Over 80 diseases can be treated with umbilical cord blood.
According to publications from the New York Blood Center, umbilical cord blood has already been used to treat over 80 diseases. Most transplants are for treating blood and immune system diseases, but umbilical cord blood cells are also used for the treatment of metabolic diseases.
Umbilical cord tissue
The umbilical cord tissue is enriched in mesenchymal stem cells, with properties different to cord blood cells. These can be differentiated into cartilage, bone and muscle cells, among other tissues.
Research is currently being carried out with mesenchymal stem cells in the field of regenerative medicine, i.e. for the development of organs and tissues based on stem cells. There has already been some success, although there is still much to discover.
In parallel, umbilical cord tissue stem cells are considered valuable, as they have the ability to attenuate the immune response when used with hematopoietic stem cells. This could reduce complications of allogeneic transplants, those where donor and recipient are not the same person.
Stem cells from umbilical cord tissue have already been used to successfully treat acute graft versus host disease (GVHD).
Combined use of umbilical cord blood and umbilical cord tissue stem cells in allogeneic hematopoietic transplants
Pre-clinical studies suggest that the success of hematopoietic transplants is around six times greater1 when mesenchymal cells from umbilical cord tissue are co-transplanted with umbilical cord blood.*
The success of hematopoietic transplantation is based on the reconstitution of the patient’s immune system, specifically measured through the recovery of the leucocyte count (CD45+ cells) in peripheral blood after the transplant. The speed of immune system reconstitution, a factor that is vital to patient survival, depends on a range of factors, specifically the number of cells transplanted, the source of stem cells that is used and the manifestation of graft versus host disease (GVHD).
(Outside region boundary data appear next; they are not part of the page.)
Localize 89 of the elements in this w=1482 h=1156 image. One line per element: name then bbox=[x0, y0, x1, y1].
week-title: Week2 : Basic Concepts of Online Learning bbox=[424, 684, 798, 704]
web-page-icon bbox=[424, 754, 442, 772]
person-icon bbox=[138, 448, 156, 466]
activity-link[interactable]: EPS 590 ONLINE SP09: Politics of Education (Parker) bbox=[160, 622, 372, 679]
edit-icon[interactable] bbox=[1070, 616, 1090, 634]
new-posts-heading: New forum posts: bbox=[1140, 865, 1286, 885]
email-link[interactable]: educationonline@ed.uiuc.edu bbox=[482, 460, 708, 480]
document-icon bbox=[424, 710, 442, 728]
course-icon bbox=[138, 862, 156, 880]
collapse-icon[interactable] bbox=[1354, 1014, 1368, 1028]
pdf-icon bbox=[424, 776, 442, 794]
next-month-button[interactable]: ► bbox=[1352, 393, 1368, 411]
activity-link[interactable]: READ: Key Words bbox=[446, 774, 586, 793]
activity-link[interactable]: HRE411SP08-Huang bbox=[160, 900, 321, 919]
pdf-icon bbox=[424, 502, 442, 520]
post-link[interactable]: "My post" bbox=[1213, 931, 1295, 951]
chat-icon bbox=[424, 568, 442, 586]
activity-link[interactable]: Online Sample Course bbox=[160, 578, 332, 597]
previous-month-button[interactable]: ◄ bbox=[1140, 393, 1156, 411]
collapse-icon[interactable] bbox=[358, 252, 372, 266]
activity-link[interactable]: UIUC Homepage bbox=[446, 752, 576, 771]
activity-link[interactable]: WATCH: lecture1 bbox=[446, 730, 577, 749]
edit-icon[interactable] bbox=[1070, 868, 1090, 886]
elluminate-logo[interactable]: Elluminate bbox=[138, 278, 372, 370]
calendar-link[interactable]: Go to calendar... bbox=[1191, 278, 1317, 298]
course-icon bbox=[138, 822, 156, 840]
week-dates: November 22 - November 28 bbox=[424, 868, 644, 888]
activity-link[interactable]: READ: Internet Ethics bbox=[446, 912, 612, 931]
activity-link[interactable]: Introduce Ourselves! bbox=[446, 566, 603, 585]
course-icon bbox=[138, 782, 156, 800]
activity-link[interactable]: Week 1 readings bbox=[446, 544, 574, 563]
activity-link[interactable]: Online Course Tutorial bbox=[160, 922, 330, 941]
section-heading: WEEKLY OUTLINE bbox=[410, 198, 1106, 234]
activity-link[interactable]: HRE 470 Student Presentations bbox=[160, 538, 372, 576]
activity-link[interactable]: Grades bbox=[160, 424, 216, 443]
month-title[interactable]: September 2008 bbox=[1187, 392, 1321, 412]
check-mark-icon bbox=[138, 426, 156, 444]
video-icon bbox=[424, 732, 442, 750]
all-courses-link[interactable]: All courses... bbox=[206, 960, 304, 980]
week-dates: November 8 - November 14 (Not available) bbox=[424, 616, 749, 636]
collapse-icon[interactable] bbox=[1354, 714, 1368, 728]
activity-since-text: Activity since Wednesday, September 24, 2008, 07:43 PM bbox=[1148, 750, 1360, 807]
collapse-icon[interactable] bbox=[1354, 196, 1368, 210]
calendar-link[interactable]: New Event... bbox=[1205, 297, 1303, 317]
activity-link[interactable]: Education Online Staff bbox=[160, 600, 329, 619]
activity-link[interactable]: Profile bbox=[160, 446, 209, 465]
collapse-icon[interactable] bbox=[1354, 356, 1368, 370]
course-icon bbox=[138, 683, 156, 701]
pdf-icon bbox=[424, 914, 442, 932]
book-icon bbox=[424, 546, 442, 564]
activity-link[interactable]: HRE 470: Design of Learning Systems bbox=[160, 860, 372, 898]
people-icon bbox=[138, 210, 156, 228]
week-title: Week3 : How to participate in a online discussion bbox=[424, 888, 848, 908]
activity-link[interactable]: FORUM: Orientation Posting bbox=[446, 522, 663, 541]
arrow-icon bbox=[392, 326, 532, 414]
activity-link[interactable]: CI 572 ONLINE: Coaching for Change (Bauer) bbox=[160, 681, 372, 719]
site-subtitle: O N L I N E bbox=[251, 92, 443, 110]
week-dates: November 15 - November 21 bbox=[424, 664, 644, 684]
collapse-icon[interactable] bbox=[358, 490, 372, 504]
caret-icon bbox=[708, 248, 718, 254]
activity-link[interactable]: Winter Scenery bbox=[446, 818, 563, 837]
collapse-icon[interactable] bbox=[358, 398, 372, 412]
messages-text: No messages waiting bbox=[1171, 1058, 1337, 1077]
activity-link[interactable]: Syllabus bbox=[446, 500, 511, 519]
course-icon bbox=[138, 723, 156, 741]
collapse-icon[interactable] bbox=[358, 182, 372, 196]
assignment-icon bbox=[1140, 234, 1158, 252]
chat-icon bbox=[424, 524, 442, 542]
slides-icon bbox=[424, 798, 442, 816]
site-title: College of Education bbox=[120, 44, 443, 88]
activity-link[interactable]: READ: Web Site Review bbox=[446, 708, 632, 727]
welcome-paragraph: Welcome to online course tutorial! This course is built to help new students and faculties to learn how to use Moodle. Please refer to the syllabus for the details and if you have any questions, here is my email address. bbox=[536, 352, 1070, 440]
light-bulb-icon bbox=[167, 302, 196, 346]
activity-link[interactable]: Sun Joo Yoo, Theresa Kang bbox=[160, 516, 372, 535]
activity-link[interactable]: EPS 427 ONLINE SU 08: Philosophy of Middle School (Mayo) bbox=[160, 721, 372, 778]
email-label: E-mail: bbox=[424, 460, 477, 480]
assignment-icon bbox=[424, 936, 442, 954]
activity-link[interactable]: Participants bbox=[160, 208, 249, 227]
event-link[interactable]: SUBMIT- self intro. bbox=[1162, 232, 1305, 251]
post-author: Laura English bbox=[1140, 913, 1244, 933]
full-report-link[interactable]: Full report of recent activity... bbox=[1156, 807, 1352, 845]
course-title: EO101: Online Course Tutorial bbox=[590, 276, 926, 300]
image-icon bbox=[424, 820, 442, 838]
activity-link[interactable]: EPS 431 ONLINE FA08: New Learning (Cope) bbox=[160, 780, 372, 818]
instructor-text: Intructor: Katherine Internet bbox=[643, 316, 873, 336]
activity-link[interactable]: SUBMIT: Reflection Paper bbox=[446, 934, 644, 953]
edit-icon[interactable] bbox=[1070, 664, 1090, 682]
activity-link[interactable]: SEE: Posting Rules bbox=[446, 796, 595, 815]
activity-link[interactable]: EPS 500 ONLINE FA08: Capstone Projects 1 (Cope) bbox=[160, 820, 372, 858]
There is a lower incidence of GVHD when umbilical cord blood is used (compared to bone marrow). However, immune system reconstitution is slower than when bone marrow or peripheral blood is used2. The use of mesenchymal cells from umbilical cord tissue can speed up the immune system reconstitution process (see graph) in the transplant recipient, increasing the likelihood of a successful transplant.
(1) Umbilical Cord Mesenchymal Stem Cells: Adjuvants for Human Cell Transplantation. Friedman et al., Biology of Blood and Marrow transplantation 2007, 13: 1477-1486.
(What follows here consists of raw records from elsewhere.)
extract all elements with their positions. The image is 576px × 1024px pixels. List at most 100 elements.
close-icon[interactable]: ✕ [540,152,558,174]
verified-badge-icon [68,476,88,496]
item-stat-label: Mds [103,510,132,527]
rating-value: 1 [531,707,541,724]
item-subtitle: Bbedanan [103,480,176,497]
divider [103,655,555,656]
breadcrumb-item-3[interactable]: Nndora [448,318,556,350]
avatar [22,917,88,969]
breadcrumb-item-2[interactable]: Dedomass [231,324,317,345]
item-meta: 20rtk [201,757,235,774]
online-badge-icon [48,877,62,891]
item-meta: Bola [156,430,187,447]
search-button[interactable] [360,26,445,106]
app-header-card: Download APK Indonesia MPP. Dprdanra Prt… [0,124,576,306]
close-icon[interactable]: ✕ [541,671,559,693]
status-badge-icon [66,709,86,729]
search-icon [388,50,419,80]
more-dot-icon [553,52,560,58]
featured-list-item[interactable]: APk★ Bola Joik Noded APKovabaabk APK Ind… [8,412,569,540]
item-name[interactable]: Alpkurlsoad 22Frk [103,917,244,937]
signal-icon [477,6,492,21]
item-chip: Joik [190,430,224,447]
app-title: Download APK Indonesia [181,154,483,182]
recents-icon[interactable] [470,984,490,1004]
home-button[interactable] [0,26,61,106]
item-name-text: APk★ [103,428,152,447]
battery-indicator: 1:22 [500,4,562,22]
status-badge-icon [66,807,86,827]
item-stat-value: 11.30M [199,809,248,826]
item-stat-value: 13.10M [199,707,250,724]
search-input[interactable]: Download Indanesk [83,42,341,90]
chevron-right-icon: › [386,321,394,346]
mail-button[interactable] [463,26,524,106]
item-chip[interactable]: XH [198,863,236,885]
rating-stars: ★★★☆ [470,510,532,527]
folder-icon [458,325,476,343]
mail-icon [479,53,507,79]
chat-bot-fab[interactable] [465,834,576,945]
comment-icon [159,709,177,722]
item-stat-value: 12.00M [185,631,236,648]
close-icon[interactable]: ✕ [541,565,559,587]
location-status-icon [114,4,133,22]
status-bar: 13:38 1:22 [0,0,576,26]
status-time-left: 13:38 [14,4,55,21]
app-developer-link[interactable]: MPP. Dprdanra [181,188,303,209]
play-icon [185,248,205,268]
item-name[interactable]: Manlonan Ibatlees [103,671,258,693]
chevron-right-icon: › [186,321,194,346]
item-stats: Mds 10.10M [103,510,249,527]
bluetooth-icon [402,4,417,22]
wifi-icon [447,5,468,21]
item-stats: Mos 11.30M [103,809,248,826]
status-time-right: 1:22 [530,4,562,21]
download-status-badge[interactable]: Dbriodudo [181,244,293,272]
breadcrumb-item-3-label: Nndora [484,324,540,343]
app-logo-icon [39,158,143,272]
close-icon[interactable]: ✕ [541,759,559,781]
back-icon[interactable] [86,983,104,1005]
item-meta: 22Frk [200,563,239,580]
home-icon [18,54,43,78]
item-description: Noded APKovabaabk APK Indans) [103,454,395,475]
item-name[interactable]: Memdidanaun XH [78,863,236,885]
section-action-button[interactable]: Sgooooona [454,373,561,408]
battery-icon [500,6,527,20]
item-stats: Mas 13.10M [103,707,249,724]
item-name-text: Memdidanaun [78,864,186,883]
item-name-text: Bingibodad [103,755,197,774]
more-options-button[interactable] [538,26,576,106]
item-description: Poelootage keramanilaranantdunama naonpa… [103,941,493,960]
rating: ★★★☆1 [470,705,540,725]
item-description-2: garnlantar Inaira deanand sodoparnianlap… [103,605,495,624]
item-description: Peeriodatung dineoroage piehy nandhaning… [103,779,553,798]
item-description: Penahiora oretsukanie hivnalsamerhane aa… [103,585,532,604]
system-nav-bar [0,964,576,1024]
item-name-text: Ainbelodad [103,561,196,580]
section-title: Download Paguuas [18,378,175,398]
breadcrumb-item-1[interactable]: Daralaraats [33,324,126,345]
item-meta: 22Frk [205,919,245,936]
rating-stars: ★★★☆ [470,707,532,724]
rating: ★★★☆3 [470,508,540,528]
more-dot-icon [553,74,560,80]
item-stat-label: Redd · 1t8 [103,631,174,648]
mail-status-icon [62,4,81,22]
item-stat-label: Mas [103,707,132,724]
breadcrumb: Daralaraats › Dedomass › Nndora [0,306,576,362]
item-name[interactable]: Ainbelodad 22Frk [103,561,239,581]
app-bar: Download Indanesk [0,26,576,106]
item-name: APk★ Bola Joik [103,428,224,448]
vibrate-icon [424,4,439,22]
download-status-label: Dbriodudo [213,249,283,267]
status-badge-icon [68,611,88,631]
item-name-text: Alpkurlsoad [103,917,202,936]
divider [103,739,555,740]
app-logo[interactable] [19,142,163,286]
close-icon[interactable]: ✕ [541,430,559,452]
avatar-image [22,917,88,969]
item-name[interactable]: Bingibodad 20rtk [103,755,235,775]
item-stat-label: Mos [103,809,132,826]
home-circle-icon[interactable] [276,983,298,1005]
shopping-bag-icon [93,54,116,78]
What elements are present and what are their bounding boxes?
(2) Analysis of Immune Reconstitution in Children Undergoing Cord Blood Transplantation. Moretta et al., Experimental Hematology 2001, 29, 371-379.
Optimizing Engraftment Source and Dose of Stem Cells. Schmitz & Barrett. Seminars in Hematology 2002, Jan; 39(1):3-14.
*NOTE: pre-clinical studies are carried out in animals, and it may not be possible to fully reproduce the results when transposed to clinical practice in human beings
Blood cancer diseases
The aim of an umbilical cord blood transplant is to replace diseased or deficient bone marrow of an individual patient with healthy stem cells, in order to regenerate the patient’s bone marrow.
The transplant is performed after the patient has received chemo- and/or radio-therapy.
On the day of the transplant, the patient receives umbilical cord blood cells administered by a process similar to receiving intravenous blood or medication.
Transplantation refers to the infusion or transfusion of umbilical cord blood cells. These healthy cells will replace the patient’s cells and are responsible for the formation of new, healthy cells in the recipient.
In diseases currently in the phase of clinical trial
In most treatments in the research phase, the way in which stem cells contribute to treatment after infusion is still not fully understood. However, some mechanisms have been described as being responsible for the observed improvements. Emphasis should be placed on the following:
migration of stem cells to the injury site and their differentiation (transformation) into tissue cells, promoting their repair;
the regulatory effect on immune system activity;
the increased release of factors that combat inflammation;
the release of other factors that promote repair.